Nicht so, das andere, von uns so geliebte Geschlecht. Schnell wird aus einem „Schatz, ich gucke nur mal schnell hier rein“, ein Tagesausflug in die Katakomben eines Kaufhauses. Doch das war nicht mein Problem. Mein Problem war, das mein Handy auf einmal rummuckte und ich auf einmal keine Internetverbindung hatte. Weiß der Geier warum. Gestern lief noch alles wunderbar. Herthas Spiel sollte gleich anfangen und ich war ohne Verbindung! Da half nur noch eins, das Hüpfen vom offenen Hotspot zum Nächsten. „Seven up“ hieß das erste Geschäft mit freiem Wlan. Bei Hertha stand es 0:0 und ich suchte intensiv die Regale durch, so intensiv, das meine Frau stutzig wurde. Schließlich hatte ich noch nie länger als 2 Minuten vor einem Shampoo Regal verbracht. Ich also raus und nach ein paar Metern war auch schon die Wlan Verbindung unterbrochen. Mist. Egal wo ich ab jetzt vorbei kam, nur noch gesicherte Hotspots. Doch was war das?

 

„Åhléns_guests“ so signalisierte mir mein Handy, „Åhléns_guests“ mit seinem freien Internetzugang wird Dich glücklich machen und ja, da stand er, der Tempel des Konsums, das KaDeWe des Nordens. Åhléns City. Ich würde zwei Fliegen mit einer Klappe schlagen, so schoss es mir durch den Kopf, zum einen konnte ich Hertha weiterverfolgen, zum Anderen war mein Schatz von meiner grenzenlosen Güte überwältigt, als ich ihr vorschlug, „schau mal, das ist aber ein schönes Kaufhaus, lass uns doch dort reingehen.“ Und ja, der Konsumtempel war ein Volltreffer, alle 5 Meter konnte man stehen bleiben und die wunderbaren Auslagen bewundern. Schuhe zum anprobieren, Jacken, Hosen, was das Herz begehrte und als mein Herzblatt ein paar besonders schöne und auch besonders teure Schuhe anprobierte, stieß es aus mir heraus, „Jaaaaa“. Alle anderen Frauen in unserer Nähe schauten begeistert zu uns herüber, und lauschten meinem Jubel und alle waren besonders neidisch auf meine Frau. So eine Empathie beim Schuhkauf hätten sie sich auch von Ihren Männern gewünscht. Doch ihre Männer waren nicht da. Die waren beim Derby AIK gegen Hammarby (1:1).....

 

So blieb zum Glück unbemerkt, das es eigentlich Mathew Leckie war, der die richtige Schuhwahl meiner Frau unterstrich und gerade das 1:0 schoss und nicht ganz unschuldig an meinem zustimmenden „jaaaa“ war. Ein paar Schuhe und Hosen später war Schluss mit lustig. Mein verstohlener Blick aufs Smartphone zeigte mir an, das die Fischköppe das 1:1 geschossen hatten.
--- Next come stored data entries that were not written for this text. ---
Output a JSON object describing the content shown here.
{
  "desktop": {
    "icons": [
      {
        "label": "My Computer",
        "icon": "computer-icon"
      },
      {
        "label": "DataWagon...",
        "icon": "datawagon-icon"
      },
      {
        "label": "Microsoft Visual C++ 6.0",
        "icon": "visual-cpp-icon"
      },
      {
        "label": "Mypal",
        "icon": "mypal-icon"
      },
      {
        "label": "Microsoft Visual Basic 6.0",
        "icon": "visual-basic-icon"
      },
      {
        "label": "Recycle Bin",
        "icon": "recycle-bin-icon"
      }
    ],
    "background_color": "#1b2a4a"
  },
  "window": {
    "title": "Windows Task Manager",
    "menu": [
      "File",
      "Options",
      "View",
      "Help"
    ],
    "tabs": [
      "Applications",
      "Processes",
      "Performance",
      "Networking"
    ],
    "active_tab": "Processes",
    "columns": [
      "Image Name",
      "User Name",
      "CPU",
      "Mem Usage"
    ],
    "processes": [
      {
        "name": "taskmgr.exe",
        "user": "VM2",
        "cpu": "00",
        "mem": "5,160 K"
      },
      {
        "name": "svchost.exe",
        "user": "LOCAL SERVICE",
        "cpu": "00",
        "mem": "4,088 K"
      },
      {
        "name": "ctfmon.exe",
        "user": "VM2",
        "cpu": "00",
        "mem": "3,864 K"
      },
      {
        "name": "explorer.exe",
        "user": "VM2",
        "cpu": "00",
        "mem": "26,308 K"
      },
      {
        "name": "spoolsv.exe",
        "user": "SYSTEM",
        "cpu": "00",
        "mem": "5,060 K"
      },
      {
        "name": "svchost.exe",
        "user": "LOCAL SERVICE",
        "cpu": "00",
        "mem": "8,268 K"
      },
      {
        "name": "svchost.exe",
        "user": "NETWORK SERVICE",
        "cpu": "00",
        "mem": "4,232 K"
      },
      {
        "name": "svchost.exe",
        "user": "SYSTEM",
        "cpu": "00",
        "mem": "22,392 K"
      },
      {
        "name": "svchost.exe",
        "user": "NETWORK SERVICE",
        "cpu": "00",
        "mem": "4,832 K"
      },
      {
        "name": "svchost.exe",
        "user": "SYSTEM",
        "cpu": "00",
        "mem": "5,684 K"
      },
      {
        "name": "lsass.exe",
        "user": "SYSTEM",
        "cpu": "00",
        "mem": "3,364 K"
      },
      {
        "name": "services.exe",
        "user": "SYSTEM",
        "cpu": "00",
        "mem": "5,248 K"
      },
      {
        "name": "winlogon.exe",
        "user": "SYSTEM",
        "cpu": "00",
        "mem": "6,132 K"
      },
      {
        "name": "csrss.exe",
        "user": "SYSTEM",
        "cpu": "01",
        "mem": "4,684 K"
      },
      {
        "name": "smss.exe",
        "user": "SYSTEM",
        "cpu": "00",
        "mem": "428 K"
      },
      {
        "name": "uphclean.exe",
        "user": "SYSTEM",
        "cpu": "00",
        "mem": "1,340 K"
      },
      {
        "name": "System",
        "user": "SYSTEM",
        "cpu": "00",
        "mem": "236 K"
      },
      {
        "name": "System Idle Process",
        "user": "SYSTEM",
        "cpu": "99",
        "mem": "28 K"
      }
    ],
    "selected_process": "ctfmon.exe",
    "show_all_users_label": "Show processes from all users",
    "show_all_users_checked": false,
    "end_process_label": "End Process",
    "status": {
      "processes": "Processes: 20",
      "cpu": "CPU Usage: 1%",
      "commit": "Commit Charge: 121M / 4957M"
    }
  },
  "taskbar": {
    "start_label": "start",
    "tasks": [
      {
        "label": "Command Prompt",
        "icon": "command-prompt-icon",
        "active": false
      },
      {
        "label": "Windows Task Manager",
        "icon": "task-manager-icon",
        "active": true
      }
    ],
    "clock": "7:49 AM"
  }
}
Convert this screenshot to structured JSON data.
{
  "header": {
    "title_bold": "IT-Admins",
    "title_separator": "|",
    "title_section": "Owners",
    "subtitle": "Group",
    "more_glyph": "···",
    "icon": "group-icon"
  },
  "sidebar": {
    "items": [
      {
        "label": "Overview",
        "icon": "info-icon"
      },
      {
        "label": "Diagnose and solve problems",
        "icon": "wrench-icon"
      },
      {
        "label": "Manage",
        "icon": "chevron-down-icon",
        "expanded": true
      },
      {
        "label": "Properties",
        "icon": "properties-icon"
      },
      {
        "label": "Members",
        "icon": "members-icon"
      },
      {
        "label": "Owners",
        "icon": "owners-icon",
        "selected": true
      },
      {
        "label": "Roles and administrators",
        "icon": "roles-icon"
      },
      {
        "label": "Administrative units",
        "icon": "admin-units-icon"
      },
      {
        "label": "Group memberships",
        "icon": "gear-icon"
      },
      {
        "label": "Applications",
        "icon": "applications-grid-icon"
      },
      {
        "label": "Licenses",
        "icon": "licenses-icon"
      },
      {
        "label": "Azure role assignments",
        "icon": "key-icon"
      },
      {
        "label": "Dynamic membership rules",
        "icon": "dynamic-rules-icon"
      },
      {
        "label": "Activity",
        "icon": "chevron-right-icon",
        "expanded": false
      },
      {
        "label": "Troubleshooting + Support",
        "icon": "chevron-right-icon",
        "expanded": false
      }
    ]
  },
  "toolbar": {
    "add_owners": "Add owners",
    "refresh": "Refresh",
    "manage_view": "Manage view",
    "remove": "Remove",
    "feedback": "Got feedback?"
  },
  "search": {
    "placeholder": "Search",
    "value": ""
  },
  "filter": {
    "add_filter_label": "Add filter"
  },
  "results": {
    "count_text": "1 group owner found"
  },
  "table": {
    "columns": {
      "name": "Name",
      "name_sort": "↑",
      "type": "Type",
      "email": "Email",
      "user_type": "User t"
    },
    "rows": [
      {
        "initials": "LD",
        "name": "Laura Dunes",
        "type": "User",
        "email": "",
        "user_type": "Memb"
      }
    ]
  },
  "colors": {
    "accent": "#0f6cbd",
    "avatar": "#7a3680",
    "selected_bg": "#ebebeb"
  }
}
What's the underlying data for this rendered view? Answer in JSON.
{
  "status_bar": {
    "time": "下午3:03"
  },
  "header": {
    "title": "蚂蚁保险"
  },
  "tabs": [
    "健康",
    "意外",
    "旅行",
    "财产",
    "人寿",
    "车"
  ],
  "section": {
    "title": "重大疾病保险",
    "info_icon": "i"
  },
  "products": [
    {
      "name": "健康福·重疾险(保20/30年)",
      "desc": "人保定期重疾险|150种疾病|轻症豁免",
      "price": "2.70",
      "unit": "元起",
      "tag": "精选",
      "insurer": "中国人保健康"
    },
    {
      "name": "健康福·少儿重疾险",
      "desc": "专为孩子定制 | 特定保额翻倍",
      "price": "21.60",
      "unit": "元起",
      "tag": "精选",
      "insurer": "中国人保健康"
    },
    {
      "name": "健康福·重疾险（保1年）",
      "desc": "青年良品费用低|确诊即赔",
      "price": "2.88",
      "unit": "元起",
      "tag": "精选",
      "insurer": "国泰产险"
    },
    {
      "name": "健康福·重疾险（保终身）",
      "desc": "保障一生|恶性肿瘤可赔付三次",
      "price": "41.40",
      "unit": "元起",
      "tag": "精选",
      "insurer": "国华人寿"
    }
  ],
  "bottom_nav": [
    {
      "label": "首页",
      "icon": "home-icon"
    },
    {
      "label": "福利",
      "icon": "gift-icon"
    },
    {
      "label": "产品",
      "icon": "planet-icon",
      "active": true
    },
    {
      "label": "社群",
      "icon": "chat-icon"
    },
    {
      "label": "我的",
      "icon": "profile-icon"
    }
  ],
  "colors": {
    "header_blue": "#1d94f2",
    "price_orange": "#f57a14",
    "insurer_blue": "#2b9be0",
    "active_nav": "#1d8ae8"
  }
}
Saß ich bis eben noch milde lächelnd in der Nähe meiner Liebsten, überfiel mich schlagartig eine gewisse Unruhe und ich begann nervös auf und ab zu laufen. Meine Frau, ohnehin schon sehr verwundert, dass ich immer noch bei ihr im Kaufhaus war hatte ein Einsehen. Wir verließen ca. 30 Minuten nach meinem letzten Zappelanfall das Eldorado der modebewussten Frau und schlenderten Richtung Altstadt. Am Ausgang ertönte noch einmal der letzte Kickeralarm. 1:1 Endstand.

 

Ich war stolz auf mich, das ich diese Situation tatsächlich so gelassen überstanden hatte. Ganz ohne Entzugserscheinung. Es geht also auch ohne Hertha. Ich bin schon eine coole Socke.

Noch auf dem Weg zum Hotel habe ich das Auswärtsspiel in Hoppenheim und das EL Spiel in Östersund gebucht. Nicht auszudenken, ich bleibe bei den Spielen in Berlin und mein Handy versagt wieder.